Und wenn man so weit weg von der Zivilisation ist, muss man sich schon etwas einfallen lassen, um Kundschaft in den abgelegenen Pub zu holen. 1995 bekam der Tan Hill Inn als erster Pub die Lizenz, Eheschließungen durchführen zu können. In dieser grandiosen Landschaft sind Hochzeitsfeiern natürlich sehr beliebt geworden.

Weiterhin werden am Wochenende Live Music-Abende veranstaltet, man kann seine Stag und Hen Parties hier feiern und der Tan Hill Inn ist sehr beliebt als Ziel bei Autorallyes.

Die Firma Everest, die Doppelverglasungen herstellt, wählte den Pub mehrfach für ihre Werbespots aus. Das im 17. Jahrhundert gebaute Haus wurde von der Firma mit neuen energieeffizienten Fenstern und einer Solaranlage versehen, im Wert von £90,000: Nicht schlecht für die Besitzer des Tan Hill Inn; dazu kommt noch die kostenlose Werbung durch die Spots.

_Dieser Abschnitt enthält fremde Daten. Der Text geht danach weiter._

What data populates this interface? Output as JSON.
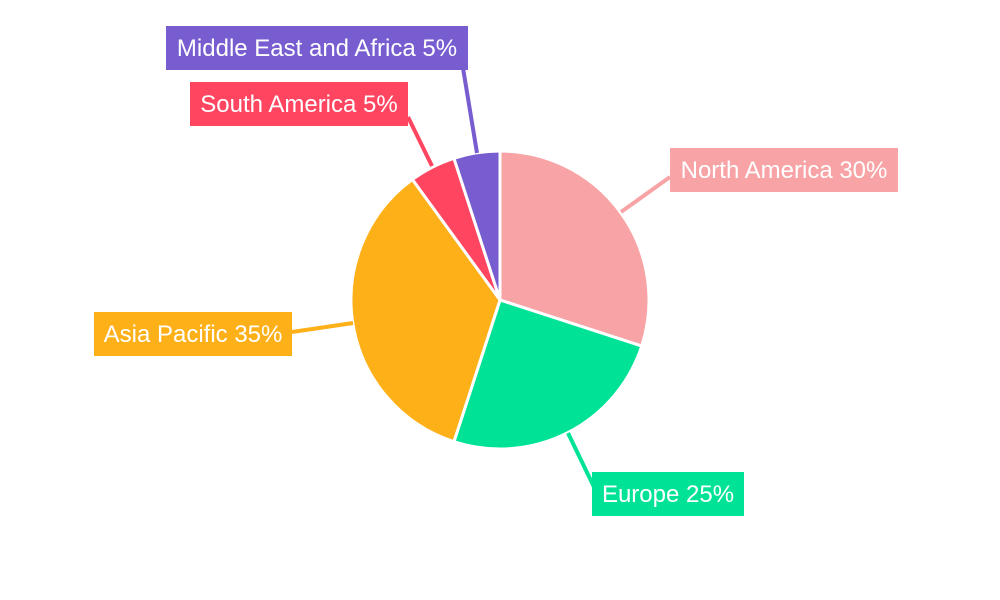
{
  "chart_data": {
    "type": "pie",
    "categories": [
      "North America",
      "Europe",
      "Asia Pacific",
      "South America",
      "Middle East and Africa"
    ],
    "values": [
      30,
      25,
      35,
      5,
      5
    ],
    "unit": "%",
    "labels": [
      "North America 30%",
      "Europe 25%",
      "Asia Pacific 35%",
      "South America 5%",
      "Middle East and Africa 5%"
    ],
    "colors": [
      "#F8A4A6",
      "#00E396",
      "#FEB019",
      "#FF4560",
      "#775DD0"
    ],
    "start_angle_deg": 0,
    "direction": "clockwise",
    "legend": "none"
  }
}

Auf Grund der scharfen Zunge der Landlady ist der Tan Hill Inn auch schon einmal als „Fawlty Towers of North Yorkshire“ bezeichnet worden, doch die Stammgäste lieben  sie und verzeihen ihr die eine oder andere rüde Bemerkung.

Hier
ist einer der frühen Werbespots der Firma Everest und hier einer der neueren.

Tan Hill Inn
Reeth, Richmond,
Swaledale, North Yorkshire Dales,
DL11 6ED
Tel. 01833 628 246

Das Buch zum Artikel:
David Gerrard: In the Winds of Heaven – A Portrait of Tan Hill Inn. C P Printing & Publishing 1991. 96 Seiten. ISBN 978-1873293102.

Großbritanniens höchstgelegener Pub – Tan Hill Inn.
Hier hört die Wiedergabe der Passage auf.